We must get us back to balance, and when I say balance, I mean real balance. Families balance their budget. Businesses balance their budget. States balance their budget.

We see times in our past when we had a balanced budget and saw the economic activity from that; but for whatever reason, now, we are just going to ignore that. Why? First off, it is because they will say it is hard. It is difficult to balance our budget. Well, I am sorry that it is hard.

This is what leaders do. We make difficult decisions to be able to get our Nation back on track for now and for the future.

The second thing is let's do a balanced approach. Let's raise taxes if we are going to reduce spending. Right now, this year, we have the highest amount of revenue in the history of the United States coming into the Federal Treasury.

Even with a down economy, this is the highest amount of revenue that has ever come into the Treasury, the second highest amount that has ever come into the Treasury, last year.

This is not an issue about not having enough tax revenue. We have the highest amount we have ever come into the Treasury. The issue is we are overspending. That is the key issue that we have got to get into.

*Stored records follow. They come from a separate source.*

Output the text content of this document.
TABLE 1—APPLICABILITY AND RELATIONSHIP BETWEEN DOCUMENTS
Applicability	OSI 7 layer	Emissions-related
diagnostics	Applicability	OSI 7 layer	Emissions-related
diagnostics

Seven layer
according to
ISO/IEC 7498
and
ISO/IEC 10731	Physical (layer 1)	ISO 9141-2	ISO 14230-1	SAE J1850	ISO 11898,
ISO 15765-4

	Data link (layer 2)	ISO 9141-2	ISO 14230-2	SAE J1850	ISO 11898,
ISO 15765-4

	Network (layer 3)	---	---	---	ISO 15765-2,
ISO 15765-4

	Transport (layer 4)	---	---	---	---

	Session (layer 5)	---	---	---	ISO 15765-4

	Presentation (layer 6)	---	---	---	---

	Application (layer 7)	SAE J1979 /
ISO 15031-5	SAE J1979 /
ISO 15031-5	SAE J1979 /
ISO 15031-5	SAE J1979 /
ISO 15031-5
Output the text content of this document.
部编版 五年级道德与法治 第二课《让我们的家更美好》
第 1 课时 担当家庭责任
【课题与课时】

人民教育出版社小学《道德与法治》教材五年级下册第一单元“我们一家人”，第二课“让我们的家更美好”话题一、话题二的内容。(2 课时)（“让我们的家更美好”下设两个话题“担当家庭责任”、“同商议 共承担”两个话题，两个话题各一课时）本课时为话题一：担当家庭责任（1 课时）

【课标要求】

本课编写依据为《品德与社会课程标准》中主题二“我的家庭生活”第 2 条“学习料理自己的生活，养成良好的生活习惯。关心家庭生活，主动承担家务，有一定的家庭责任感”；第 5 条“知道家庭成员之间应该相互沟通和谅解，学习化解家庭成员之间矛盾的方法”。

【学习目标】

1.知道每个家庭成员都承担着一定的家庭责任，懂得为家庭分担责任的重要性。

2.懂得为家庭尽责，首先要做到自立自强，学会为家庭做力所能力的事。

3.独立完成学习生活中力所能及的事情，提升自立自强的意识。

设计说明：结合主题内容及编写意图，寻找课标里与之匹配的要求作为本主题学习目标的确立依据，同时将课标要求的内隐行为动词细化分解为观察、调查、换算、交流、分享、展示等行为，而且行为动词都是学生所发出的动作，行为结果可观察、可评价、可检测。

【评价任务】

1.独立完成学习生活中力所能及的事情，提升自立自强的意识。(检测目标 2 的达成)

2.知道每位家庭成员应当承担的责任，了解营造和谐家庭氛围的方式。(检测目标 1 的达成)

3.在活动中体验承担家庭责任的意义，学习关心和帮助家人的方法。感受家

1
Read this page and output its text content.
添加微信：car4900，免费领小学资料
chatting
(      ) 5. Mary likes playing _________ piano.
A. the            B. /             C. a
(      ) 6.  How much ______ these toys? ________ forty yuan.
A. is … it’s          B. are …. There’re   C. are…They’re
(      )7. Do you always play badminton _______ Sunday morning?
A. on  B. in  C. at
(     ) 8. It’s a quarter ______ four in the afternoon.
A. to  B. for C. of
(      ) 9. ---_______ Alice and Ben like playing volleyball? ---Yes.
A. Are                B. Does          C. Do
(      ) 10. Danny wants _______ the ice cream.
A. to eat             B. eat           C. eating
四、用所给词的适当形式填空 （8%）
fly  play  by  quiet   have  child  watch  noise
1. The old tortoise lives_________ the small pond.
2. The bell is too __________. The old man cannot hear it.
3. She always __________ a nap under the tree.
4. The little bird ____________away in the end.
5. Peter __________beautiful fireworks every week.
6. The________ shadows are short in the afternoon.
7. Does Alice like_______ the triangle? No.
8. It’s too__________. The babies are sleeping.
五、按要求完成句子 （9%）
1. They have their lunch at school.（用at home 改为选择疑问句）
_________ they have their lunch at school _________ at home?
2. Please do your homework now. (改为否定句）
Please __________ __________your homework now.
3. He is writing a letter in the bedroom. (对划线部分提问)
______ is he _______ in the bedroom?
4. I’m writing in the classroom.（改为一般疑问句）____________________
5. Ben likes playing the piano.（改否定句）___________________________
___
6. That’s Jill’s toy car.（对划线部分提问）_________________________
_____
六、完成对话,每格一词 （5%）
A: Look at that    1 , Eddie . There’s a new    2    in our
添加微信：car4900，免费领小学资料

The other argument that comes out is, you know what, there are no more efficiencies left. There is nowhere else left to cut in the Federal Government. Well, I have difficulty finding anyone outside of Washington that believes this government is running so efficient; there is no fraud, there is no waste, there are no inefficiencies in government, there is nowhere to cut.

When you walk through our budget, we are not trying to damage our economy. We are trying to protect our economy. We are trying to help grow and establish jobs that are happening by stabilizing the economy.

You go to businesspeople all over the country. They ask for one simple thing: give us a stable plan that gets us back onto balance, give us some stability in our economy, and we will grow our business.

Some predictability, that is what this budget is headed towards. It also is dealing with some simple things, like national defense. National defense is a prime--prime task of the Federal Government. This budget aggressively steps up and says we have a responsibility for national defense. We should maintain that.

The conversation about going to 10 carrier units around the world, 10 aircraft carriers may sound like a lot until you realize only two of them are in the ocean at any given time when you get down to 10.

When we get back up to 11, which is the established amount that we want to have, we can now have three out in our oceans. When you drop down that amount, you are making a decision that we are not going to have a presence somewhere in the ocean.

We have a stable peace when we are strong. It is a basic principle. If we weaken our military presence, we expose ourselves to weakness.

We need to be able to do this. We need to take out ObamaCare. We need to get us back into a stable economy. We need to deal with national defense. That is what this budget is all about.